At WNTRP, Kline presents O.K. – The Musical (The Many Ghosts of Martin Van Buren), a scene of puppet theatre from that larger work which depicts the late President Martin Van Buren sitting in his study at his Kinderhook home Lindenwald. As he attempts to write his memoirs, Van Buren is pestered by ghosts of his past, namely Joseph Cinqué who led the Amistad Slave Revolt and an unnamed Cherokee brave who would have endured the Trail of Tears death march in which 4,000 Cherokee perished during forced relocation. These individuals were never mentioned in Van Buren’s 850 page autobiography, and the historical events they represent were given barely a passing nod. By bringing the three figures together, Kline gives face to larger abstract issues, and forces Van Buren to justify their exclusion from the official version of his life. The repartee between the characters is at times funny, insightful, and uncomfortable, and teems with contemporary relevance.

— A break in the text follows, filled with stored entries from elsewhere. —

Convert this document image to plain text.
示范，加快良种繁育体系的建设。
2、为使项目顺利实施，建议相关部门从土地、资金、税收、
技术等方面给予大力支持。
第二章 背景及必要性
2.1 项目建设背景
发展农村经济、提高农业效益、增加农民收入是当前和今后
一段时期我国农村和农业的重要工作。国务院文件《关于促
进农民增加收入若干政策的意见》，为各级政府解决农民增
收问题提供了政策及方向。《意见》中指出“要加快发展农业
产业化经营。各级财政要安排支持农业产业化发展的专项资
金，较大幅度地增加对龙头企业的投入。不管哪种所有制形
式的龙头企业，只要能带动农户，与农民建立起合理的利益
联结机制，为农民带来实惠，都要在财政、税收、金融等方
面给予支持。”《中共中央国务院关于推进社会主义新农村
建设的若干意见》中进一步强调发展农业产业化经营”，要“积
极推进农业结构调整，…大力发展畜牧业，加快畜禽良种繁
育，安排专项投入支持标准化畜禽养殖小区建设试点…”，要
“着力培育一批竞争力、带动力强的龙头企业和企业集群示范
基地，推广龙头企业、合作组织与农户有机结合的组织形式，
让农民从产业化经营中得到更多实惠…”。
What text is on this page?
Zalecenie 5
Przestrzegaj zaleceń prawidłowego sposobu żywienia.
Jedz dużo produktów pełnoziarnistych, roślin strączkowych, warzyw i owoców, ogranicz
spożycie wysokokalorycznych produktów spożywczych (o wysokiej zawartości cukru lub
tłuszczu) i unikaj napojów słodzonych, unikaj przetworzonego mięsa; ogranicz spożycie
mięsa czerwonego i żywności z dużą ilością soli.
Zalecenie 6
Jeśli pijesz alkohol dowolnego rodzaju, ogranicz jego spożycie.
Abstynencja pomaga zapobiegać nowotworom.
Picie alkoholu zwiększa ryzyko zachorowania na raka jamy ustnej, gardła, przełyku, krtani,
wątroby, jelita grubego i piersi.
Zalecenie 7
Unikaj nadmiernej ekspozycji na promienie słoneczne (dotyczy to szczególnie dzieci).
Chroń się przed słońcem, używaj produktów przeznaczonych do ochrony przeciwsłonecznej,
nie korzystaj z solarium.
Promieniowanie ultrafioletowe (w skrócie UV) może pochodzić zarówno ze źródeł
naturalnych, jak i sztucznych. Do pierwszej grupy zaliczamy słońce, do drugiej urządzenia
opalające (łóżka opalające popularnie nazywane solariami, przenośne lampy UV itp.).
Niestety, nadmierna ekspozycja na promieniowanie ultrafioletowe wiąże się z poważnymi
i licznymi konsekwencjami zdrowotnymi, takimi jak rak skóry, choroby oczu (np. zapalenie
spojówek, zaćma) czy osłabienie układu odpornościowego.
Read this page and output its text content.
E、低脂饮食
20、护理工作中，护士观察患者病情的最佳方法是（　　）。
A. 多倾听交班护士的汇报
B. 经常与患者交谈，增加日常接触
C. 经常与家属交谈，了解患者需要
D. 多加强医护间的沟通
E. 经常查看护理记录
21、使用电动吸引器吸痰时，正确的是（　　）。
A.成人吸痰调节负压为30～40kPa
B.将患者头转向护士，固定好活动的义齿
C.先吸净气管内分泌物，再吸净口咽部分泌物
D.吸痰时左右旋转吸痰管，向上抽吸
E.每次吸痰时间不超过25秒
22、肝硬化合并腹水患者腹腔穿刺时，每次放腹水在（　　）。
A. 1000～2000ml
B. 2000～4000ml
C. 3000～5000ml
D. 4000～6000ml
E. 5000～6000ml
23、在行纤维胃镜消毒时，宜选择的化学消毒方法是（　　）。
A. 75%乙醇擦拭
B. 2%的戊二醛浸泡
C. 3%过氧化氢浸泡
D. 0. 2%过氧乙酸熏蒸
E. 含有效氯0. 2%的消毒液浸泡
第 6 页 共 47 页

In the exhibition space, the five-minute video will be presented on a screen set into a painted cardboard version of Van Buren’s yellow mansion. The three puppets of historical figures will be perched above the screen, within a replica of Van Buren’s study at Lindenwald, as if returning to the stage after a performance to take their curtain call. The theatricality of the display speaks to Kline’s larger aesthetic concern for O.K., where craft materials like cardboard, hot glue and paper maché help to retain the feeling of an amateur theatre piece.